CORAL GABLES — They call themselves the “86 Gang.”
Having some experience in the restaurant industry in college, my first thought upon learning this was a term scrawled on kitchen chalkboards. When the chefs are out of something, a piece of fish or other special ingredient with a limited shelf life, the item is “86’ed.” It’s done for the night. Fitting, for a defense that wants to erase its opponent.
The real reason is far less esoteric.
“The ’86 Hurricanes,” senior defensive end Chad Thomas said. “They started that. At home, they were undefeated. It kept going for years.”
Ah, yes, of course. The idea came from the mind of defensive coordinator Manny Diaz, who as a boy, ran around the Orange Bowl after Miami games. He now demonstrates drills with such intensity he wears cleats. His ideal defense, he told his ’16 Hurricanes, looks like the ones he grew up watching.
Miami’s 1983 team had an outstanding defense of its own, holding seven teams to a touchdown or less. It won the program’s first national title on a defensive play: Kenny Calhoun‘s 2-point pass deflection in the end zone. But Diaz chose the ’86 defense for good reason.
From 1986 to 1994, Miami gave up 1,268 points. That’s an average of 11.7 points per game, for nine years.
Miami allowed a touchdown or less 47 times, which equals 43 percent of all its games. For nine years.
In that run, Miami lost 11 games, all to ranked teams. It’s not hard to find Hurricanes fans who remember them all. Diaz does.
The lowest-ranked team to beat UM was 17th-ranked Washington, in a 1994 game that broke the Hurricanes’ NCAA-record 58-game home winning streak. The Hurricanes allowed 38 points that day. It was the highest total in that nine-year stretch. In 44 games against ranked opponents — 33 of them wins — they allowed 13.3 points per game.
This is hardly the first group of Hurricanes to pine for the old days, but it is the first that makes the old-timers raise their eyebrows.
Last year, in a vastly different, offense-first era of college football, UM allowed 18.5 points per game. That was good for 12th in the country, but hardly good enough.
“We have to be top-five , if not No. 1,” said sophomore linebacker Shaq Quarterman, who grew up a fan of Miami’s 2001 defense, which allowed 9.75 points per game and won a national title. “Every championship team, I believe, has a really good defense.”
Last year, despite starting seven freshmen and sophomores, Miami improved in nearly every defensive stat category.
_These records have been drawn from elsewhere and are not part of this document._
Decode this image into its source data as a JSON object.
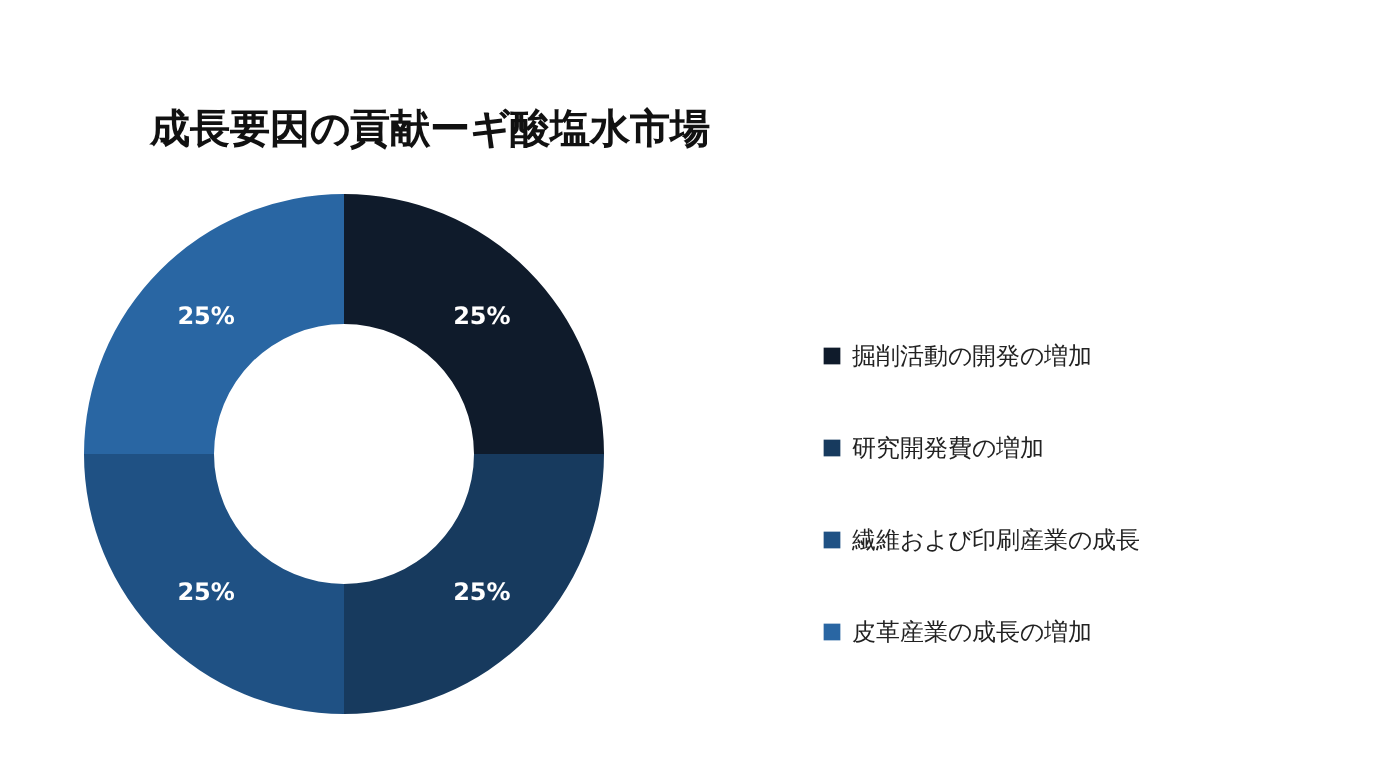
{
  "chart_data": {
    "type": "donut",
    "title": "成長要因の貢献ーギ酸塩水市場",
    "categories": [
      "掘削活動の開発の増加",
      "研究開発費の増加",
      "繊維および印刷産業の成長",
      "皮革産業の成長の増加"
    ],
    "values": [
      25,
      25,
      25,
      25
    ],
    "colors": [
      "#0f1b2b",
      "#173a5e",
      "#1f5184",
      "#2966a3"
    ],
    "value_labels": [
      "25%",
      "25%",
      "25%",
      "25%"
    ],
    "legend": "right"
  }
}
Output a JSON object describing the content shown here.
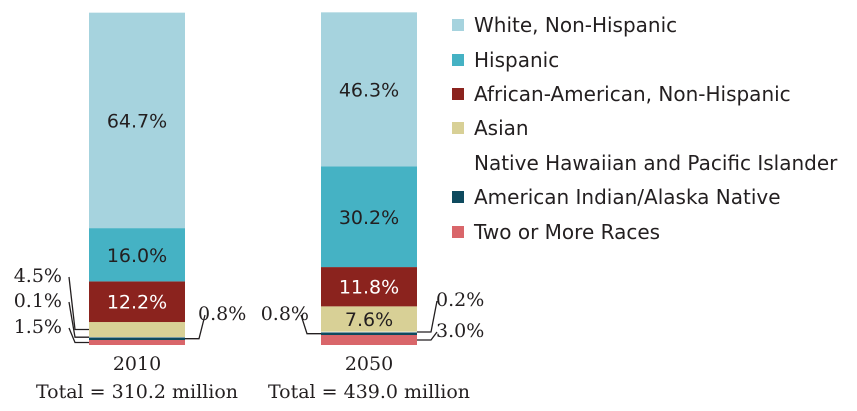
{
  "chart_data": {
    "type": "bar",
    "stacked": true,
    "categories": [
      "2010",
      "2050"
    ],
    "category_labels": [
      {
        "year": "2010",
        "total": "Total = 310.2 million"
      },
      {
        "year": "2050",
        "total": "Total = 439.0 million"
      }
    ],
    "ylim": [
      0,
      100
    ],
    "series": [
      {
        "name": "White, Non-Hispanic",
        "color": "#a6d3de",
        "values": [
          64.7,
          46.3
        ],
        "labels": [
          "64.7%",
          "46.3%"
        ]
      },
      {
        "name": "Hispanic",
        "color": "#45b2c4",
        "values": [
          16.0,
          30.2
        ],
        "labels": [
          "16.0%",
          "30.2%"
        ]
      },
      {
        "name": "African-American, Non-Hispanic",
        "color": "#8b231e",
        "values": [
          12.2,
          11.8
        ],
        "labels": [
          "12.2%",
          "11.8%"
        ]
      },
      {
        "name": "Asian",
        "color": "#d8d096",
        "values": [
          4.5,
          7.6
        ],
        "labels": [
          "4.5%",
          "7.6%"
        ]
      },
      {
        "name": "Native Hawaiian and Pacific Islander",
        "color": "#ffffff",
        "values": [
          0.1,
          0.2
        ],
        "labels": [
          "0.1%",
          "0.2%"
        ]
      },
      {
        "name": "American Indian/Alaska Native",
        "color": "#0e4a5e",
        "values": [
          0.8,
          0.8
        ],
        "labels": [
          "0.8%",
          "0.8%"
        ]
      },
      {
        "name": "Two or More Races",
        "color": "#d9666a",
        "values": [
          1.5,
          3.0
        ],
        "labels": [
          "1.5%",
          "3.0%"
        ]
      }
    ],
    "legend": "right",
    "grid": false
  }
}
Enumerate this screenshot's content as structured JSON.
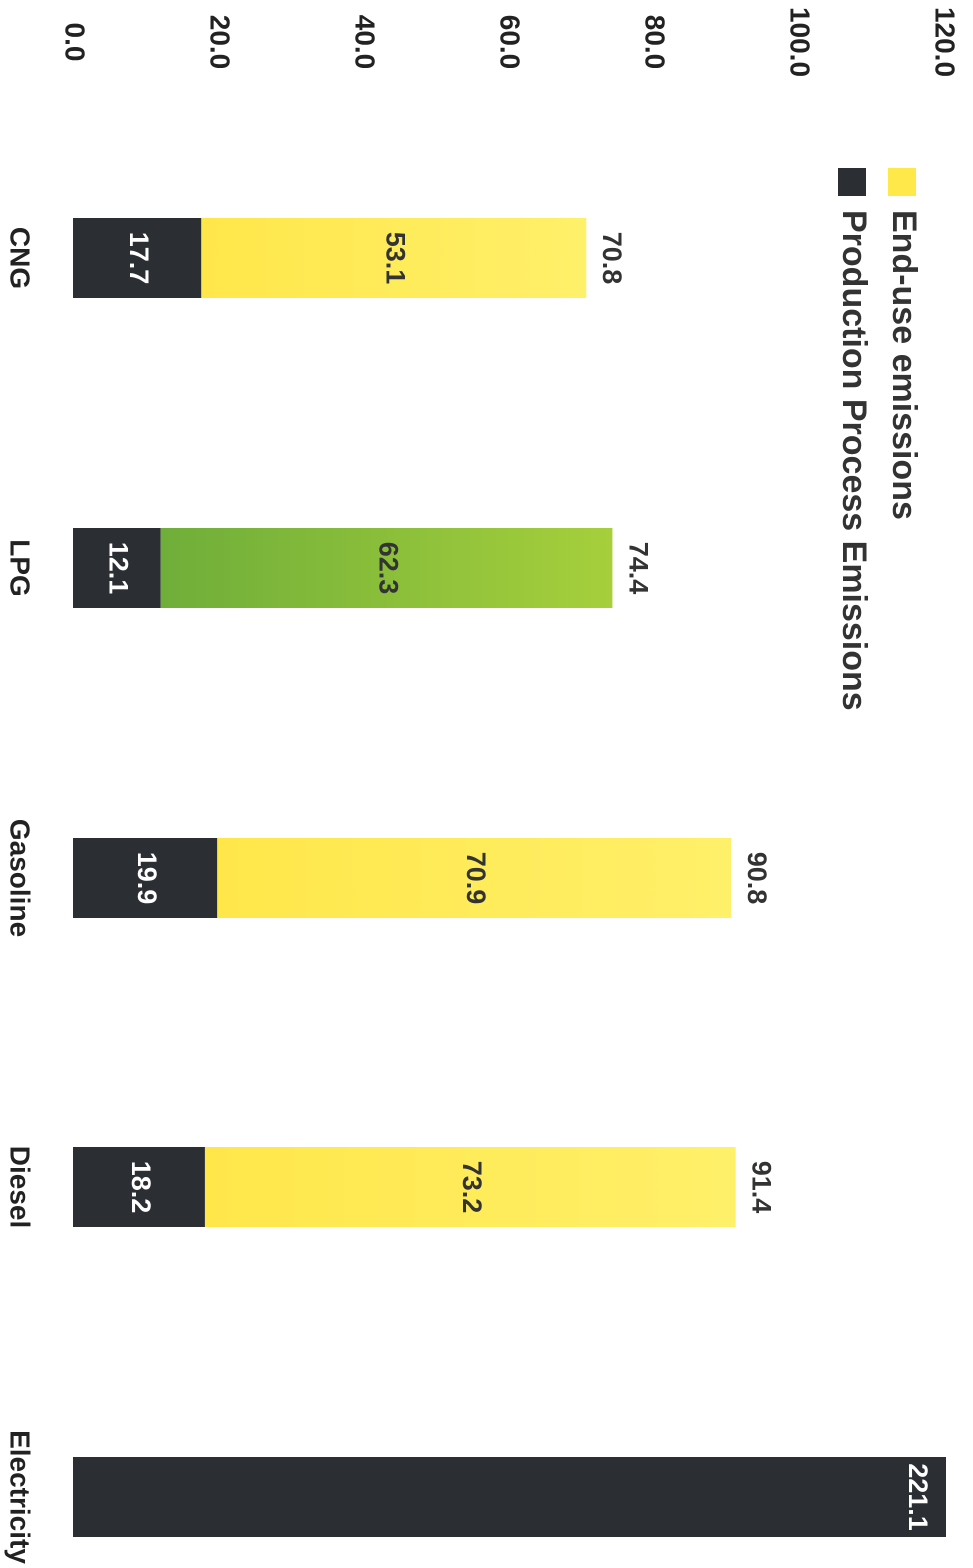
{
  "chart_data": {
    "type": "bar",
    "stacked": true,
    "orientation": "horizontal",
    "categories": [
      "CNG",
      "LPG",
      "Gasoline",
      "Diesel",
      "Electricity"
    ],
    "series": [
      {
        "name": "Production Process Emissions",
        "color": "#2b2f33",
        "values": [
          17.7,
          12.1,
          19.9,
          18.2,
          221.1
        ]
      },
      {
        "name": "End-use emissions",
        "color": "#ffe84a",
        "values": [
          53.1,
          62.3,
          70.9,
          73.2,
          null
        ]
      }
    ],
    "highlight": {
      "category": "LPG",
      "series": "End-use emissions",
      "color": "#8cc43a"
    },
    "totals": [
      70.8,
      74.4,
      90.8,
      91.4,
      null
    ],
    "segment_labels": [
      [
        "17.7",
        "53.1"
      ],
      [
        "12.1",
        "62.3"
      ],
      [
        "19.9",
        "70.9"
      ],
      [
        "18.2",
        "73.2"
      ],
      [
        "221.1",
        null
      ]
    ],
    "total_labels": [
      "70.8",
      "74.4",
      "90.8",
      "91.4",
      null
    ],
    "ticks": [
      "0.0",
      "20.0",
      "40.0",
      "60.0",
      "80.0",
      "100.0",
      "120.0"
    ],
    "tick_values": [
      0,
      20,
      40,
      60,
      80,
      100,
      120
    ],
    "ylim": [
      0,
      120
    ],
    "legend": [
      {
        "label": "End-use emissions",
        "color": "#ffe84a"
      },
      {
        "label": "Production Process Emissions",
        "color": "#2b2f33"
      }
    ],
    "legend_position": "top",
    "grid": false
  }
}
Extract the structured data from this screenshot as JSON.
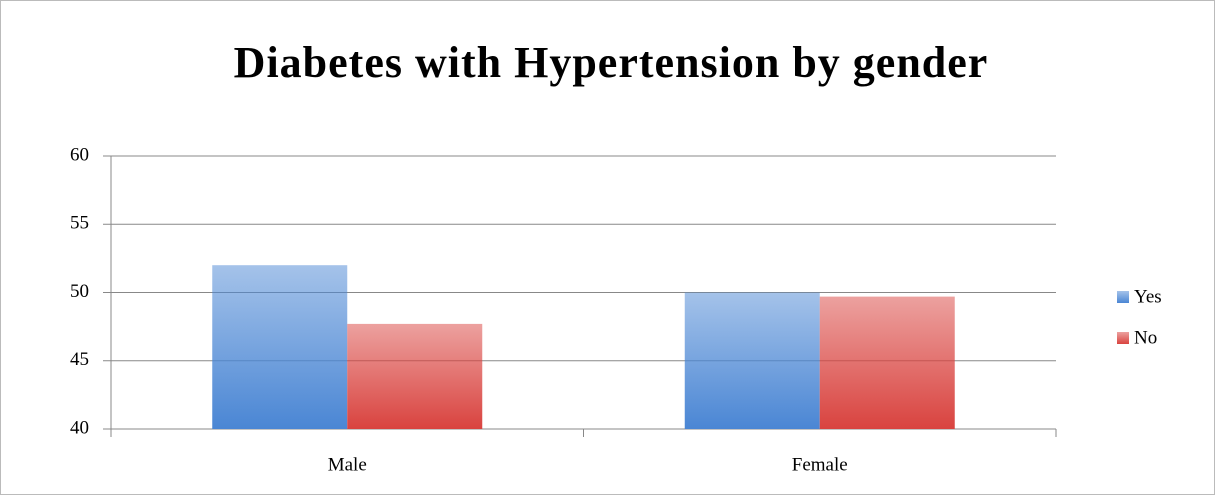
{
  "chart_data": {
    "type": "bar",
    "title": "Diabetes with Hypertension by gender",
    "categories": [
      "Male",
      "Female"
    ],
    "series": [
      {
        "name": "Yes",
        "color": "#4a86d4",
        "values": [
          52,
          50
        ]
      },
      {
        "name": "No",
        "color": "#d9433f",
        "values": [
          47.7,
          49.7
        ]
      }
    ],
    "ylim": [
      40,
      60
    ],
    "yticks": [
      40,
      45,
      50,
      55,
      60
    ],
    "grid": true,
    "legend": "right"
  }
}
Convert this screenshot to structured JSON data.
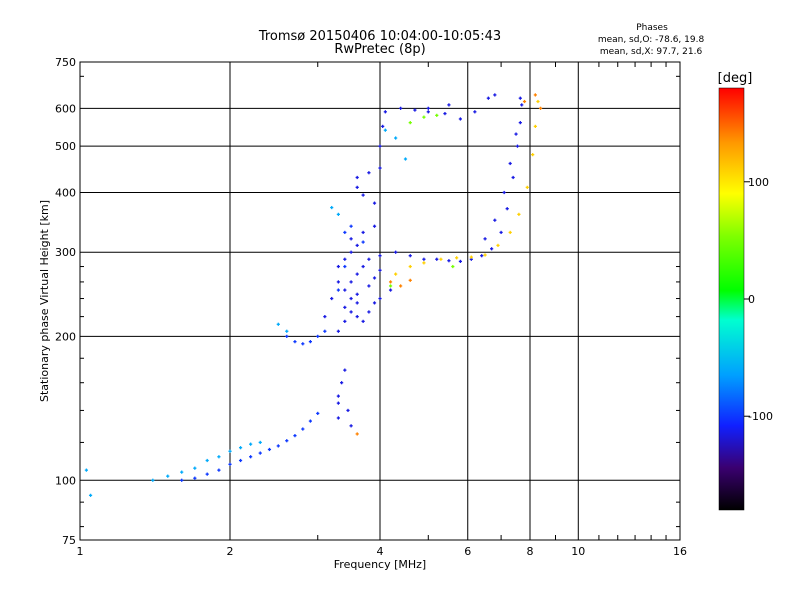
{
  "title": "Tromsø 20150406 10:04:00-10:05:43",
  "subtitle": "RwPretec (8p)",
  "stats": {
    "heading": "Phases",
    "o_line": "mean, sd,O: -78.6, 19.8",
    "x_line": "mean, sd,X:  97.7, 21.6"
  },
  "colorbar": {
    "label": "[deg]",
    "min": -180,
    "max": 180,
    "ticks": [
      "100",
      "0",
      "-100"
    ],
    "tick_values": [
      100,
      0,
      -100
    ]
  },
  "chart_data": {
    "type": "scatter",
    "xlabel": "Frequency [MHz]",
    "ylabel": "Stationary phase Virtual Height [km]",
    "xscale": "log",
    "yscale": "log",
    "xlim": [
      1,
      16
    ],
    "ylim": [
      75,
      750
    ],
    "x_ticks": [
      1,
      2,
      4,
      6,
      8,
      10,
      16
    ],
    "x_tick_labels": [
      "1",
      "2",
      "4",
      "6",
      "8",
      "10",
      "16"
    ],
    "y_ticks": [
      75,
      100,
      200,
      300,
      400,
      500,
      600,
      750
    ],
    "y_tick_labels": [
      "75",
      "100",
      "200",
      "300",
      "400",
      "500",
      "600",
      "750"
    ],
    "grid": true,
    "series": [
      {
        "color_phase": -115,
        "points": [
          [
            3.3,
            145
          ],
          [
            3.3,
            150
          ],
          [
            3.35,
            160
          ],
          [
            3.4,
            170
          ],
          [
            3.3,
            135
          ],
          [
            3.45,
            140
          ],
          [
            3.5,
            130
          ],
          [
            3.3,
            205
          ],
          [
            3.4,
            215
          ],
          [
            3.5,
            225
          ],
          [
            3.6,
            235
          ],
          [
            3.4,
            250
          ],
          [
            3.5,
            260
          ],
          [
            3.6,
            270
          ],
          [
            3.7,
            280
          ],
          [
            3.8,
            290
          ],
          [
            3.5,
            300
          ],
          [
            3.6,
            310
          ],
          [
            3.5,
            320
          ],
          [
            3.7,
            330
          ],
          [
            3.9,
            340
          ],
          [
            3.6,
            245
          ],
          [
            3.8,
            255
          ],
          [
            3.9,
            265
          ],
          [
            4.0,
            275
          ],
          [
            3.7,
            215
          ],
          [
            3.8,
            225
          ],
          [
            3.9,
            235
          ],
          [
            4.0,
            240
          ],
          [
            4.2,
            250
          ],
          [
            3.3,
            280
          ],
          [
            3.4,
            290
          ],
          [
            3.5,
            240
          ],
          [
            3.6,
            220
          ],
          [
            3.1,
            220
          ],
          [
            3.2,
            240
          ],
          [
            3.3,
            260
          ],
          [
            3.4,
            230
          ],
          [
            4.0,
            295
          ],
          [
            4.3,
            300
          ],
          [
            4.6,
            295
          ],
          [
            4.9,
            290
          ],
          [
            5.2,
            290
          ],
          [
            5.5,
            288
          ],
          [
            5.8,
            287
          ],
          [
            6.1,
            290
          ],
          [
            6.4,
            295
          ],
          [
            6.7,
            305
          ],
          [
            7.0,
            330
          ],
          [
            7.2,
            370
          ],
          [
            7.4,
            430
          ],
          [
            7.55,
            500
          ],
          [
            7.65,
            560
          ],
          [
            7.7,
            610
          ],
          [
            7.65,
            630
          ],
          [
            6.5,
            320
          ],
          [
            6.8,
            350
          ],
          [
            7.1,
            400
          ],
          [
            7.3,
            460
          ],
          [
            7.5,
            530
          ],
          [
            3.6,
            430
          ],
          [
            3.8,
            440
          ],
          [
            4.0,
            450
          ],
          [
            4.0,
            500
          ],
          [
            4.05,
            550
          ],
          [
            4.1,
            590
          ],
          [
            4.4,
            600
          ],
          [
            4.7,
            595
          ],
          [
            5.0,
            590
          ],
          [
            5.4,
            585
          ],
          [
            5.8,
            570
          ],
          [
            6.2,
            590
          ],
          [
            6.6,
            630
          ],
          [
            6.8,
            640
          ],
          [
            5.0,
            600
          ],
          [
            5.5,
            610
          ],
          [
            3.9,
            380
          ],
          [
            3.7,
            395
          ],
          [
            3.6,
            410
          ]
        ]
      },
      {
        "color_phase": -100,
        "points": [
          [
            1.6,
            100
          ],
          [
            1.7,
            101
          ],
          [
            1.8,
            103
          ],
          [
            1.9,
            105
          ],
          [
            2.0,
            108
          ],
          [
            2.1,
            110
          ],
          [
            2.2,
            112
          ],
          [
            2.3,
            114
          ],
          [
            2.4,
            116
          ],
          [
            2.5,
            118
          ],
          [
            2.6,
            121
          ],
          [
            2.7,
            124
          ],
          [
            2.8,
            128
          ],
          [
            2.9,
            133
          ],
          [
            3.0,
            138
          ],
          [
            2.6,
            200
          ],
          [
            2.7,
            195
          ],
          [
            2.8,
            193
          ],
          [
            2.9,
            195
          ],
          [
            3.0,
            200
          ],
          [
            3.1,
            205
          ],
          [
            3.4,
            330
          ],
          [
            3.5,
            340
          ],
          [
            3.7,
            315
          ],
          [
            3.4,
            280
          ],
          [
            3.3,
            250
          ]
        ]
      },
      {
        "color_phase": -60,
        "points": [
          [
            1.03,
            105
          ],
          [
            1.05,
            93
          ],
          [
            1.4,
            100
          ],
          [
            1.5,
            102
          ],
          [
            1.6,
            104
          ],
          [
            1.7,
            106
          ],
          [
            1.8,
            110
          ],
          [
            1.9,
            112
          ],
          [
            2.0,
            115
          ],
          [
            2.1,
            117
          ],
          [
            2.2,
            119
          ],
          [
            2.3,
            120
          ],
          [
            2.5,
            212
          ],
          [
            2.6,
            205
          ],
          [
            3.2,
            372
          ],
          [
            3.3,
            360
          ],
          [
            4.1,
            540
          ],
          [
            4.3,
            520
          ],
          [
            4.5,
            470
          ]
        ]
      },
      {
        "color_phase": 50,
        "points": [
          [
            4.6,
            560
          ],
          [
            4.9,
            575
          ],
          [
            5.2,
            580
          ],
          [
            4.2,
            255
          ],
          [
            5.6,
            280
          ]
        ]
      },
      {
        "color_phase": 110,
        "points": [
          [
            4.3,
            270
          ],
          [
            4.6,
            280
          ],
          [
            4.9,
            285
          ],
          [
            5.3,
            290
          ],
          [
            5.7,
            292
          ],
          [
            6.1,
            293
          ],
          [
            6.5,
            296
          ],
          [
            6.9,
            310
          ],
          [
            7.3,
            330
          ],
          [
            7.6,
            360
          ],
          [
            7.9,
            410
          ],
          [
            8.1,
            480
          ],
          [
            8.2,
            550
          ],
          [
            8.3,
            620
          ]
        ]
      },
      {
        "color_phase": 140,
        "points": [
          [
            4.2,
            260
          ],
          [
            4.4,
            255
          ],
          [
            4.6,
            262
          ],
          [
            8.2,
            640
          ],
          [
            8.4,
            600
          ],
          [
            7.8,
            620
          ],
          [
            3.6,
            125
          ]
        ]
      }
    ]
  }
}
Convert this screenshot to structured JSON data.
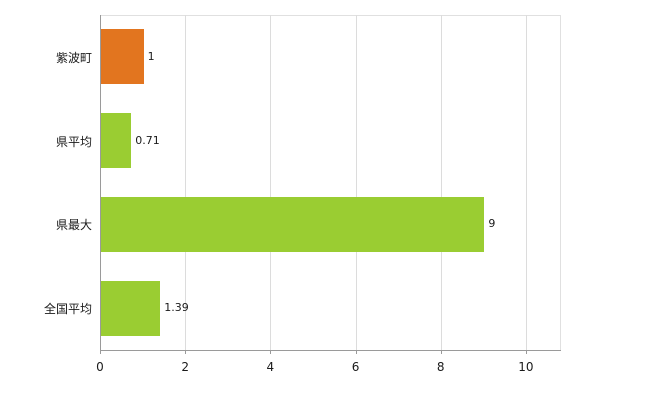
{
  "chart_data": {
    "type": "bar",
    "orientation": "horizontal",
    "title": "",
    "xlabel": "",
    "ylabel": "",
    "categories": [
      "紫波町",
      "県平均",
      "県最大",
      "全国平均"
    ],
    "values": [
      1,
      0.71,
      9,
      1.39
    ],
    "value_labels": [
      "1",
      "0.71",
      "9",
      "1.39"
    ],
    "bar_colors": [
      "#e2751f",
      "#9acd32",
      "#9acd32",
      "#9acd32"
    ],
    "xlim": [
      0,
      10.8
    ],
    "xticks": [
      0,
      2,
      4,
      6,
      8,
      10
    ],
    "xtick_labels": [
      "0",
      "2",
      "4",
      "6",
      "8",
      "10"
    ],
    "grid": "vertical",
    "legend": "none",
    "colors": {
      "highlight_bar": "#e2751f",
      "default_bar": "#9acd32",
      "gridline": "#dcdcdc",
      "axis": "#9a9a9a",
      "text": "#1a1a1a",
      "background": "#ffffff"
    }
  }
}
It produced its best tackles for loss and sacks totals since 2010 and best rush defense since at least 2008. The Canes held all but one opponent under their season scoring average. It was good for a 9-4 finish and UM’s first bowl win since 2006.
Now that record-setting quarterback Brad Kaaya left for the NFL, the defense will need to be better for Miami to achieve greater.
“We set a standard,” sophomore linebacker Michael Pinckney said. “We’ve got to get to the next level.”
The front, with 6-6 ends Thomas and Joe Jackson (8.5 sacks as a freshman) and bullish junior tackles Kendrick Norton and RJ McIntosh, should dominate most of the offensive lines on UM’s schedule. At linebacker, UM feels sophomore Zach McCloud could steal some of the spotlight Quarterman and Pinckney enjoyed last year. The secondary is replacing do-it-all standout Corn Elder and starting safeties Jamal Carter and Rayshawn Jenkins, but coaches are encouraged by a group of rising replacements that includes The Citadel graduate transfer Dee Delaney, a ballhawking corner.
Coach Mark Richt, who played quarterback at Miami a few years before that ’86 team set the standard, has high hopes.
“They’re very excited about playing as big as any Miami defense has ever played,” coach Mark Richt said. “That’s a huge statement. But that’s how they’re thinking. They’re embracing that.
“They want to be great — at least, as great, which is hard to do.”